Copied from Facebook user @/Nyamwange Ombuna.
If there is an avenue people used to become millionaires in Kibaki’s era, then it was the stock market. From 2002 when Kibaki took over to 2007, KQ shares moved from the lows of 10 to over 150. Same trend was observed in Mumias Sugar, TransCentury, EA Cables among many others.
The stock market remained so important that in 2007 polls, it was prominently used to give the status of the economy, using it to bargain for peace. While the stock market gave retail investors a place to make some money, it’s corporate investors who often made a kill.
Raila Odinga, the the opposition Chief, having observed that few tycoons were locking the market for themselves and locking out other Kenyans, he questioned in Parliament in 2007, a period around when Safaricom was issuing its first IPO. Amos Kimunya, then finance minister, emotionally and bitterly told Raila a stock market is not a fish market to expect him to work the way he wanted.
The diss was so strong the speaker ordered Kimunya to withdraw it. He was coming to defense for guys who had create shell firms to purchase majority shares in Safaricom and Kenya Re, and failed to disclose their identities. As it is usual for all wisemen, Raila had seen ahead.

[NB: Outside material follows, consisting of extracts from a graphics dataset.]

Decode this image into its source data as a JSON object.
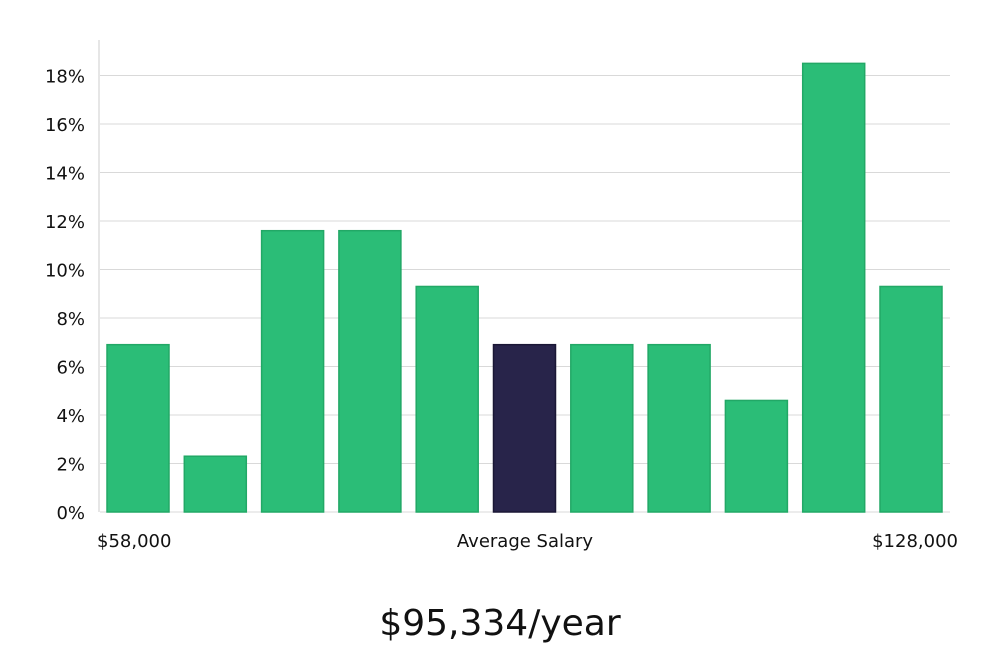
{
  "chart_data": {
    "type": "bar",
    "values": [
      6.9,
      2.3,
      11.6,
      11.6,
      9.3,
      6.9,
      6.9,
      6.9,
      4.6,
      18.5,
      9.3
    ],
    "highlight_index": 5,
    "y_ticks": [
      "0%",
      "2%",
      "4%",
      "6%",
      "8%",
      "10%",
      "12%",
      "14%",
      "16%",
      "18%"
    ],
    "ylim": [
      0,
      19
    ],
    "grid": true,
    "x_labels": {
      "left": "$58,000",
      "center": "Average Salary",
      "right": "$128,000"
    },
    "colors": {
      "bar": "#2bbd77",
      "bar_edge": "#22a866",
      "highlight": "#28244a",
      "highlight_edge": "#1a1735"
    }
  },
  "salary_text": "$95,334/year"
}
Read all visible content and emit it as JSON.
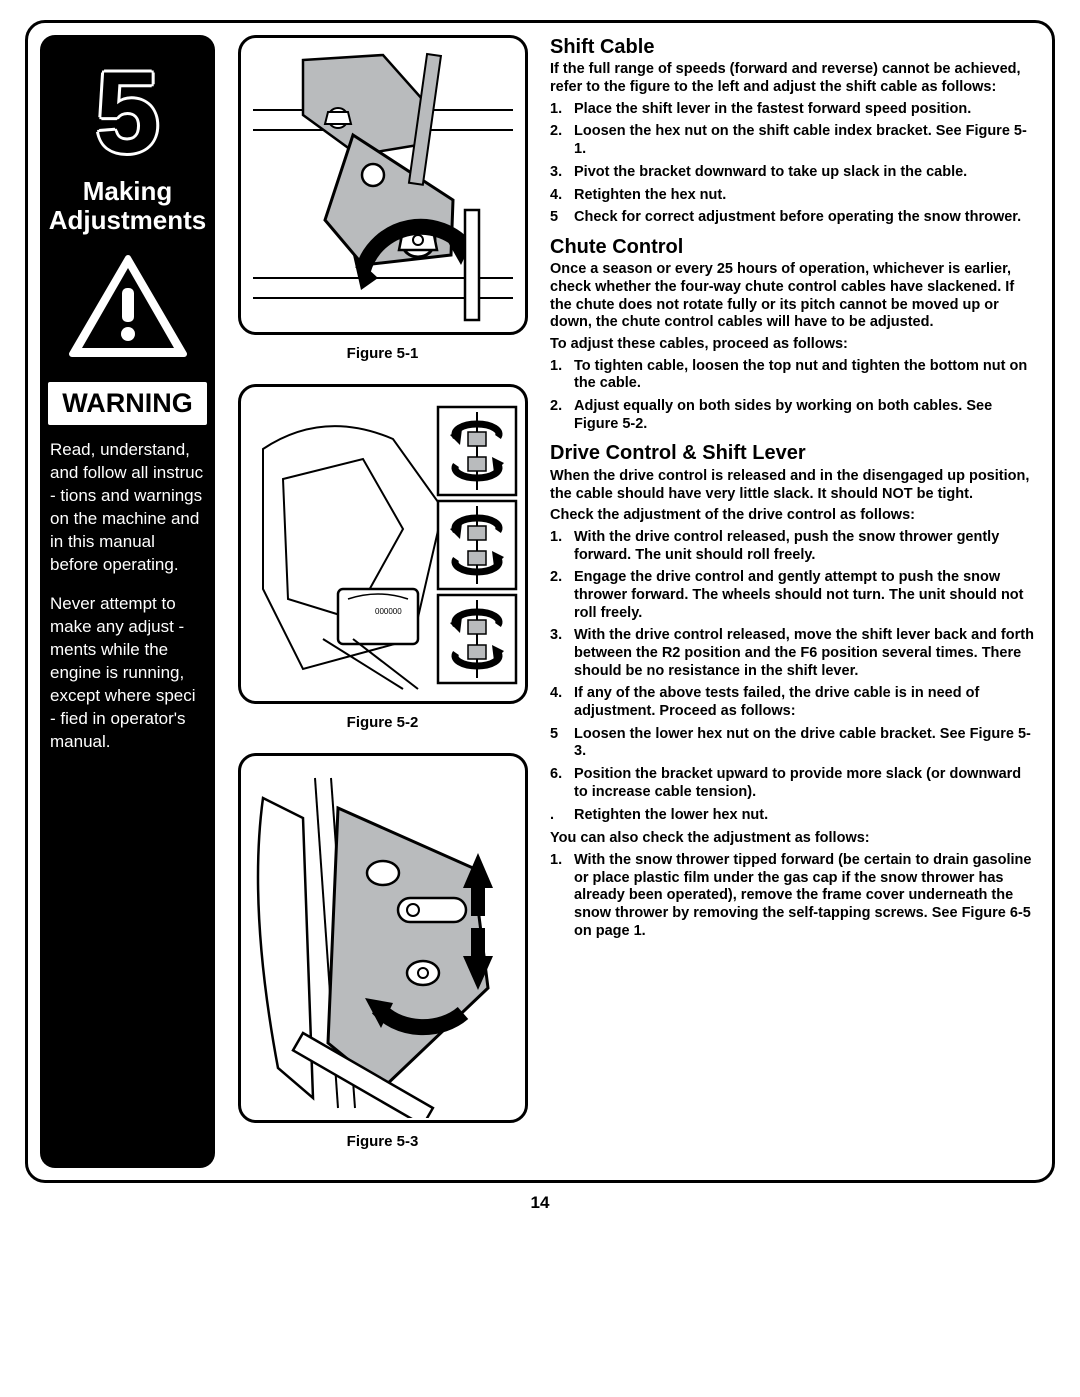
{
  "sidebar": {
    "chapter_number": "5",
    "title_line1": "Making",
    "title_line2": "Adjustments",
    "warning_label": "WARNING",
    "para1": "Read, understand, and follow all instruc   - tions and warnings on the machine and in this manual before operating.",
    "para2": "Never attempt to make any adjust   - ments while the engine is running, except where speci   - fied in operator's manual."
  },
  "figures": {
    "fig1_caption": "Figure 5-1",
    "fig2_caption": "Figure 5-2",
    "fig3_caption": "Figure 5-3"
  },
  "sections": {
    "shift": {
      "heading": "Shift Cable",
      "intro": "If the full range of speeds (forward and reverse) cannot be achieved, refer to the figure to the left and adjust the shift cable as follows:",
      "items": [
        {
          "n": "1.",
          "t": "Place the shift lever in the fastest   forward speed position."
        },
        {
          "n": "2.",
          "t": "Loosen the hex nut on the shift cable index bracket. See Figure 5-1."
        },
        {
          "n": "3.",
          "t": "Pivot the bracket downward to take up slack in the cable."
        },
        {
          "n": "4.",
          "t": "Retighten the hex nut."
        },
        {
          "n": "5",
          "t": "Check for correct adjustment before operating the snow thrower."
        }
      ]
    },
    "chute": {
      "heading": "Chute Control",
      "intro": "Once a season or every 25 hours of operation, whichever is earlier, check whether the four-way chute control cables have slackened. If the chute does not rotate fully or its pitch cannot be moved up or down, the chute control cables will have to be adjusted.",
      "sub": "To adjust these cables, proceed as follows:",
      "items": [
        {
          "n": "1.",
          "t": "To tighten cable, loosen the top nut and tighten the bottom nut on the cable."
        },
        {
          "n": "2.",
          "t": "Adjust equally on both sides by working on both cables. See Figure 5-2."
        }
      ]
    },
    "drive": {
      "heading": "Drive Control & Shift Lever",
      "intro": "When the drive control is released and in the disengaged up position, the cable should have very little slack. It should NOT be tight.",
      "sub": "Check the adjustment of the drive control as follows:",
      "items": [
        {
          "n": "1.",
          "t": "With the drive control released, push the snow thrower gently forward. The unit should roll freely."
        },
        {
          "n": "2.",
          "t": "Engage the drive control and gently attempt to push the snow thrower forward. The wheels should not turn. The unit should not roll freely."
        },
        {
          "n": "3.",
          "t": "With the drive control released, move the shift lever back and forth between the R2 position and the F6 position several times. There should be no resistance in the shift lever."
        },
        {
          "n": "4.",
          "t": "If any of the above tests failed, the drive cable is in need of adjustment. Proceed as follows:"
        },
        {
          "n": "5",
          "t": "Loosen the lower hex nut on the drive cable bracket. See Figure 5-3."
        },
        {
          "n": "6.",
          "t": "Position the bracket upward to provide more slack (or downward to increase cable tension)."
        },
        {
          "n": ".",
          "t": "Retighten the lower hex nut."
        }
      ],
      "sub2": "You can also check the adjustment as follows:",
      "items2": [
        {
          "n": "1.",
          "t": "With the snow thrower tipped forward (be certain to drain gasoline or place plastic film under the gas cap if the snow thrower has already been operated), remove the frame cover underneath the snow thrower by removing the self-tapping screws.  See Figure 6-5 on page 1."
        }
      ]
    }
  },
  "page_number": "14",
  "colors": {
    "black": "#000000",
    "white": "#ffffff",
    "gray": "#b9bbbd"
  }
}
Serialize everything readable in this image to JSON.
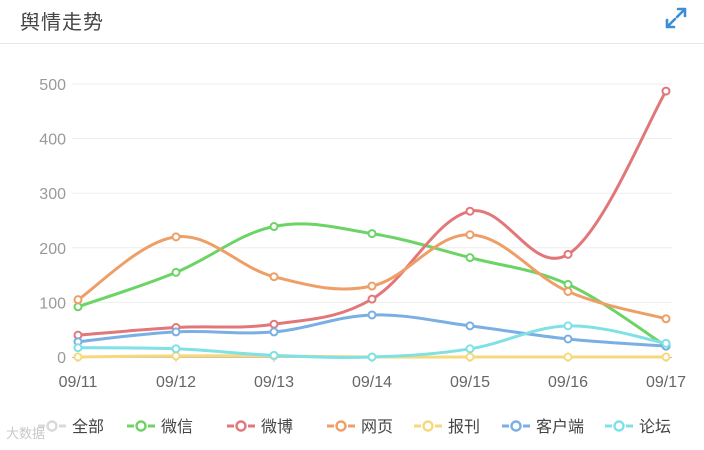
{
  "header": {
    "title": "舆情走势",
    "expand_icon": "expand-diagonal-icon",
    "accent_color": "#3a8fd6"
  },
  "watermark": {
    "text": "大数据"
  },
  "chart_data": {
    "type": "line",
    "categories": [
      "09/11",
      "09/12",
      "09/13",
      "09/14",
      "09/15",
      "09/16",
      "09/17"
    ],
    "ylim": [
      0,
      500
    ],
    "yticks": [
      0,
      100,
      200,
      300,
      400,
      500
    ],
    "grid": true,
    "legend_position": "bottom",
    "smooth": true,
    "series": [
      {
        "name": "全部",
        "color": "#d9d9d9",
        "values": [
          0,
          0,
          0,
          0,
          0,
          0,
          0
        ],
        "line": false
      },
      {
        "name": "微信",
        "color": "#6cd465",
        "values": [
          92,
          155,
          239,
          226,
          182,
          133,
          20
        ]
      },
      {
        "name": "微博",
        "color": "#e2777a",
        "values": [
          40,
          54,
          60,
          106,
          267,
          188,
          487
        ]
      },
      {
        "name": "网页",
        "color": "#ee9f68",
        "values": [
          105,
          220,
          147,
          130,
          224,
          120,
          70
        ]
      },
      {
        "name": "报刊",
        "color": "#f6d97b",
        "values": [
          0,
          2,
          2,
          0,
          0,
          0,
          0
        ]
      },
      {
        "name": "客户端",
        "color": "#7aafe3",
        "values": [
          28,
          46,
          46,
          77,
          57,
          33,
          20
        ]
      },
      {
        "name": "论坛",
        "color": "#7fe0e6",
        "values": [
          17,
          15,
          3,
          0,
          15,
          57,
          25
        ]
      }
    ]
  }
}
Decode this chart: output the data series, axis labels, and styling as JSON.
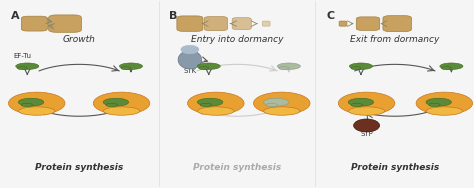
{
  "bg_color": "#f5f5f5",
  "panel_labels": [
    "A",
    "B",
    "C"
  ],
  "panel_titles": [
    "Growth",
    "Entry into dormancy",
    "Exit from dormancy"
  ],
  "ribosome_color": "#e8a030",
  "ribosome_small_color": "#f0b840",
  "trna_color": "#5a8a3a",
  "trna_faded_color": "#aabba0",
  "capsule_color": "#c8a060",
  "stk_body_color": "#8899aa",
  "stk_head_color": "#aabbcc",
  "stp_color": "#6b3020",
  "arrow_color": "#555555",
  "arrow_faded_color": "#cccccc",
  "text_color": "#333333",
  "text_faded_color": "#aaaaaa",
  "label_fontsize": 7,
  "title_fontsize": 6.5,
  "panel_label_fontsize": 8
}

It’s the same same cartels that were now moving to purchase majority shares using shell companies that would work for the death of the same market.
President Kibaki era came to a close and we welcomed two thugs, christened as digital dynamic duos. The duo oversaw the funeral process of the NSE. Mumias crashed to a point of being delisted from the market. KQ shares came back from the highs of 140s in 2007/8 to less than 5bob. Many other firms have not been spared.
Safaricom, issued at 5 bob with many analysts predicting it to cross the triple figure within the medium term got stuck at 10s and 20s, it often smells 30s occasionally. NSE all share index has never smelt close to what it recorded around 2007. In UhuRuto’s ten year period, the stock market brought pure tears to investors. Unlike Kibaki era, those who made millions/billions in UhuRuto era were instead thugs feeding on kickbacks and corruption.
Effective August, a man who was told the stock market wasn’t a fish market will take over and that market will be a priority to him. In fact, the massive capital withdrawal by foreigners who had heavily invested in NSE may partly account for the dollar crisis we have today. As much as Ksh. 400 billion have been withdrawn from NSE by foreigner investors in past few months.
If we create a thriving economy, where firms are thriving, and listing in NSE, we’d attract foreigner investments to address the dollar shortage. Kenyans must be wise if they want a functional economy once more.